John,
I thought I had already answered in detail the difference between your personal experience of time, and how the actual physics works. Sure enough, it was in this very thread:
You miss the moral of the Emperor's Clothes fable. It isn't about the little boy -- it's about the emperor and his willing acceptance of the delusion that what he thinks he knows, that isn't true.
I really do wish you would get hold of Susskind's and Hrabovsky's book. I think it would open your eyes. It is well and simply written, and designed for a popular audience.
I'm not going to go into great detail about thermodynamic reversibility, because until you understand the principle of least action, it won't make sense. Briefly, though, you write:
"If you read that one short paragraph I keep posting, it states those physical processes can't be reversed, but is helpful for modeling to treat them as if they could."

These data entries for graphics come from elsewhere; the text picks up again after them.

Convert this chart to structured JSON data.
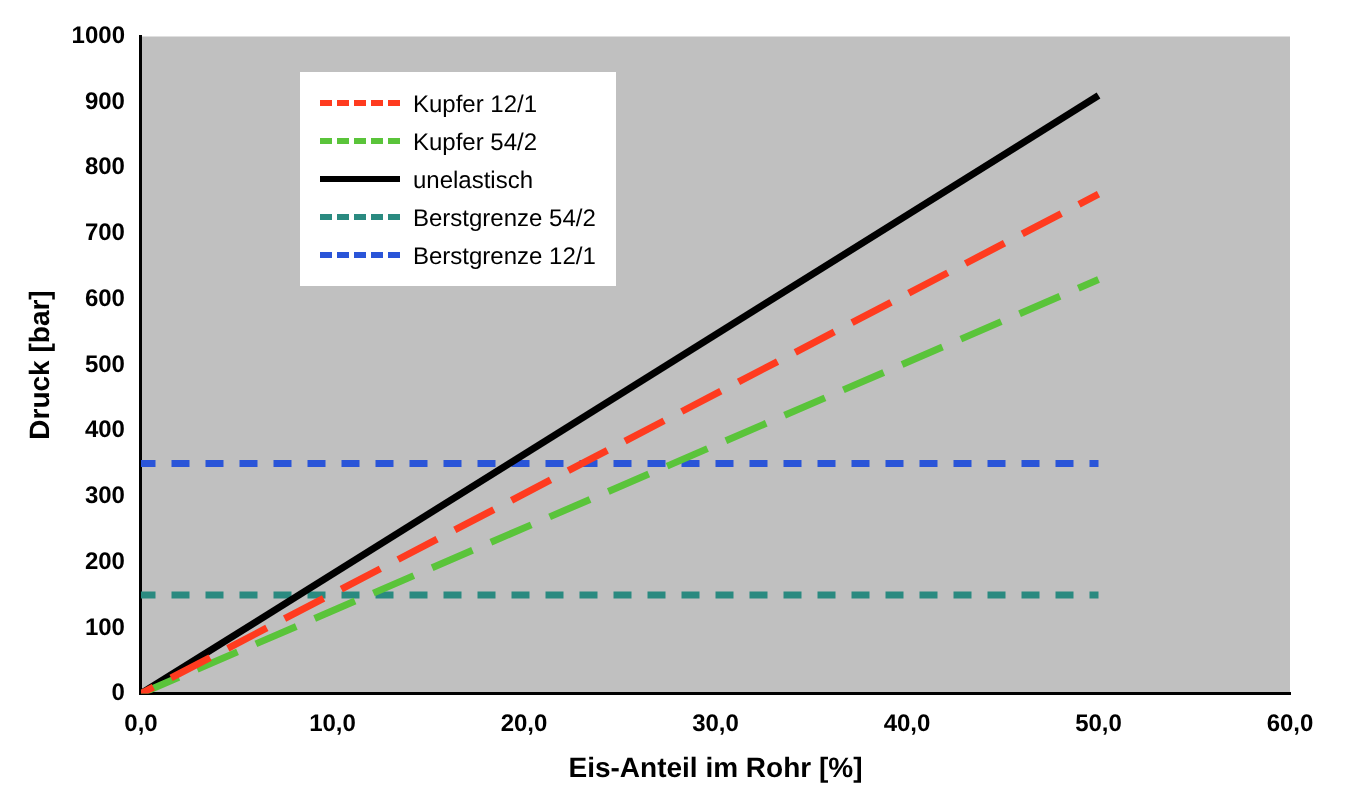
{
  "chart_data": {
    "type": "line",
    "xlabel": "Eis-Anteil im Rohr [%]",
    "ylabel": "Druck [bar]",
    "xlim": [
      0,
      60
    ],
    "xticks": [
      {
        "value": 0,
        "label": "0,0"
      },
      {
        "value": 10,
        "label": "10,0"
      },
      {
        "value": 20,
        "label": "20,0"
      },
      {
        "value": 30,
        "label": "30,0"
      },
      {
        "value": 40,
        "label": "40,0"
      },
      {
        "value": 50,
        "label": "50,0"
      },
      {
        "value": 60,
        "label": "60,0"
      }
    ],
    "ylim": [
      0,
      1000
    ],
    "yticks": [
      0,
      100,
      200,
      300,
      400,
      500,
      600,
      700,
      800,
      900,
      1000
    ],
    "grid": false,
    "legend": "top left",
    "marker": "none",
    "x": [
      0,
      50
    ],
    "series": [
      {
        "name": "Kupfer 12/1",
        "color": "#ff3b1f",
        "values": [
          0,
          760
        ],
        "line_style": "dashed"
      },
      {
        "name": "Kupfer 54/2",
        "color": "#5ac43a",
        "values": [
          0,
          630
        ],
        "line_style": "dashed"
      },
      {
        "name": "unelastisch",
        "color": "#000000",
        "values": [
          0,
          910
        ],
        "line_style": "solid"
      },
      {
        "name": "Berstgrenze 54/2",
        "color": "#2a8a80",
        "values": [
          150,
          150
        ],
        "line_style": "dotted"
      },
      {
        "name": "Berstgrenze 12/1",
        "color": "#2a55d8",
        "values": [
          350,
          350
        ],
        "line_style": "dotted"
      }
    ]
  }
}
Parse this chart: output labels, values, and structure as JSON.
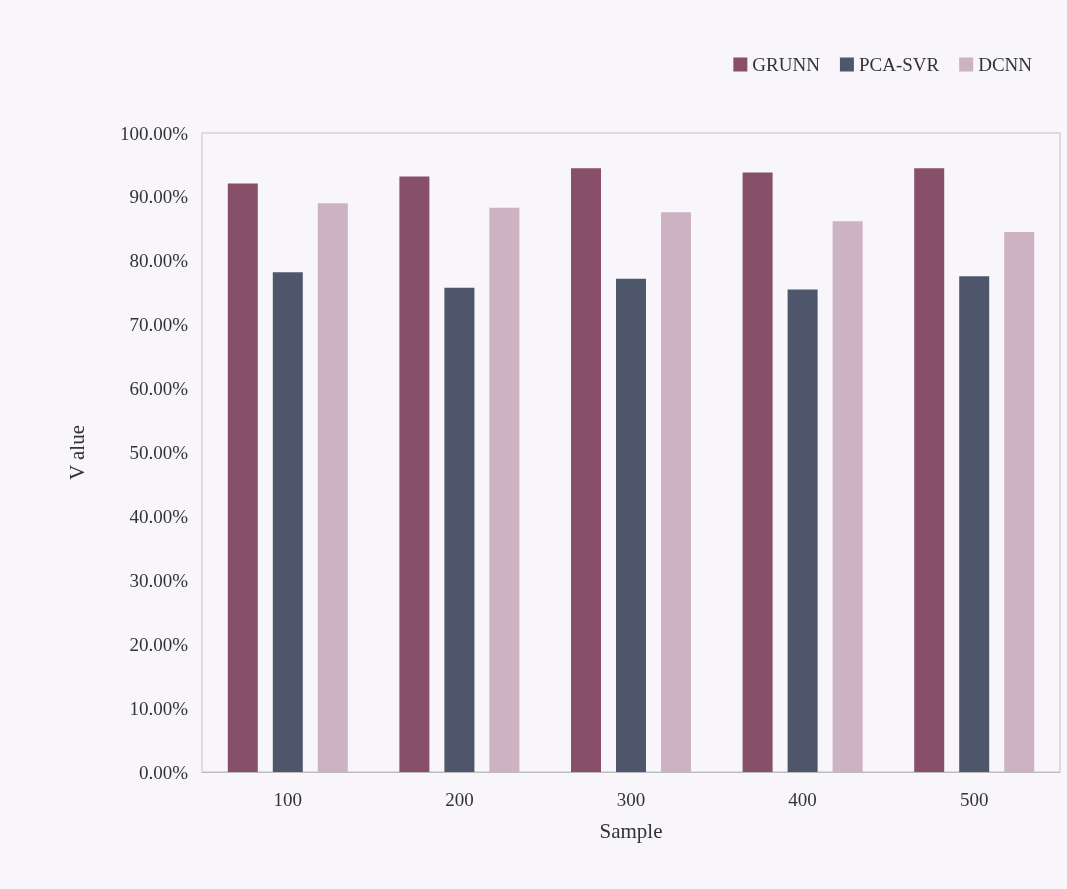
{
  "chart_data": {
    "type": "bar",
    "xlabel": "Sample",
    "ylabel": "V alue",
    "categories": [
      "100",
      "200",
      "300",
      "400",
      "500"
    ],
    "series": [
      {
        "name": "GRUNN",
        "color": "#874f68",
        "values": [
          92.1,
          93.2,
          94.5,
          93.8,
          94.5
        ]
      },
      {
        "name": "PCA-SVR",
        "color": "#4e566b",
        "values": [
          78.2,
          75.8,
          77.2,
          75.5,
          77.6
        ]
      },
      {
        "name": "DCNN",
        "color": "#cdb3c1",
        "values": [
          89.0,
          88.3,
          87.6,
          86.2,
          84.5
        ]
      }
    ],
    "ylim": [
      0,
      100
    ],
    "yticks": [
      {
        "value": 0,
        "label": "0.00%"
      },
      {
        "value": 10,
        "label": "10.00%"
      },
      {
        "value": 20,
        "label": "20.00%"
      },
      {
        "value": 30,
        "label": "30.00%"
      },
      {
        "value": 40,
        "label": "40.00%"
      },
      {
        "value": 50,
        "label": "50.00%"
      },
      {
        "value": 60,
        "label": "60.00%"
      },
      {
        "value": 70,
        "label": "70.00%"
      },
      {
        "value": 80,
        "label": "80.00%"
      },
      {
        "value": 90,
        "label": "90.00%"
      },
      {
        "value": 100,
        "label": "100.00%"
      }
    ],
    "grid": false,
    "legend": "top right"
  }
}
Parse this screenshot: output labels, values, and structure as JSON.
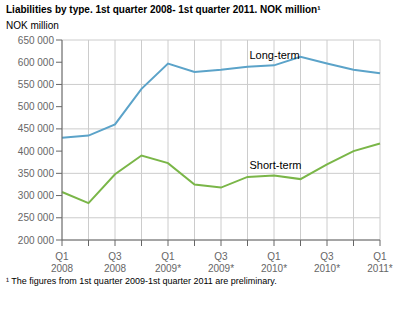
{
  "chart_data": {
    "type": "line",
    "title": "Liabilities by type. 1st quarter 2008- 1st quarter 2011. NOK million¹",
    "ylabel": "NOK million",
    "footnote": "¹ The figures from 1st quarter 2009-1st quarter 2011 are preliminary.",
    "categories": [
      "Q1\n2008",
      null,
      "Q3\n2008",
      null,
      "Q1\n2009*",
      null,
      "Q3\n2009*",
      null,
      "Q1\n2010*",
      null,
      "Q3\n2010*",
      null,
      "Q1\n2011*"
    ],
    "series": [
      {
        "name": "Long-term",
        "color": "#5ba3c9",
        "values": [
          430000,
          435000,
          460000,
          540000,
          597000,
          578000,
          583000,
          590000,
          593000,
          612000,
          597000,
          583000,
          575000
        ]
      },
      {
        "name": "Short-term",
        "color": "#7ab648",
        "values": [
          308000,
          283000,
          348000,
          390000,
          373000,
          325000,
          318000,
          342000,
          345000,
          337000,
          370000,
          400000,
          417000
        ]
      }
    ],
    "ylim": [
      200000,
      650000
    ],
    "yticks": [
      {
        "value": 200000,
        "label": "200 000"
      },
      {
        "value": 250000,
        "label": "250 000"
      },
      {
        "value": 300000,
        "label": "300 000"
      },
      {
        "value": 350000,
        "label": "350 000"
      },
      {
        "value": 400000,
        "label": "400 000"
      },
      {
        "value": 450000,
        "label": "450 000"
      },
      {
        "value": 500000,
        "label": "500 000"
      },
      {
        "value": 550000,
        "label": "550 000"
      },
      {
        "value": 600000,
        "label": "600 000"
      },
      {
        "value": 650000,
        "label": "650 000"
      }
    ],
    "grid": true
  }
}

This is the reason I asked you to attempt explaining thermodynamic state changes without reversibility. Until you actually try and do the work, you won't get it. If you never try and do the work, you will walk around like a naked emperor, secure in your personal ability to imagine things that aren't there. Science, though, is about objective knowledge -- the clothing that we can all agree on.
"This goes to the situation with time."
Which is reversible, in all classical models.
"We can model it like a Dali painting, if necessary, but the map is not the territory. Spacetime is a map."
Not true. You've got this idea that time is a vector independent of space that depends on your personal choice of where it goes. None of this stuff about continuous spacetime actually has anything to do directly with thermodynamic reversibility. State functions, though, do have to consider time independent of space. Consider:
"- The fact that temperature is a state function is extremely useful because with it we can measure the temperature change in the system by knowing the initial temperature and the final temperature."
I hoped, perhaps unreasonably, that you would realize that without reversibility one could not have an interval of change in which final conditions could be predicted from knowledge of initial conditions. Like I said, though, you have to do the work in order to truly understand it.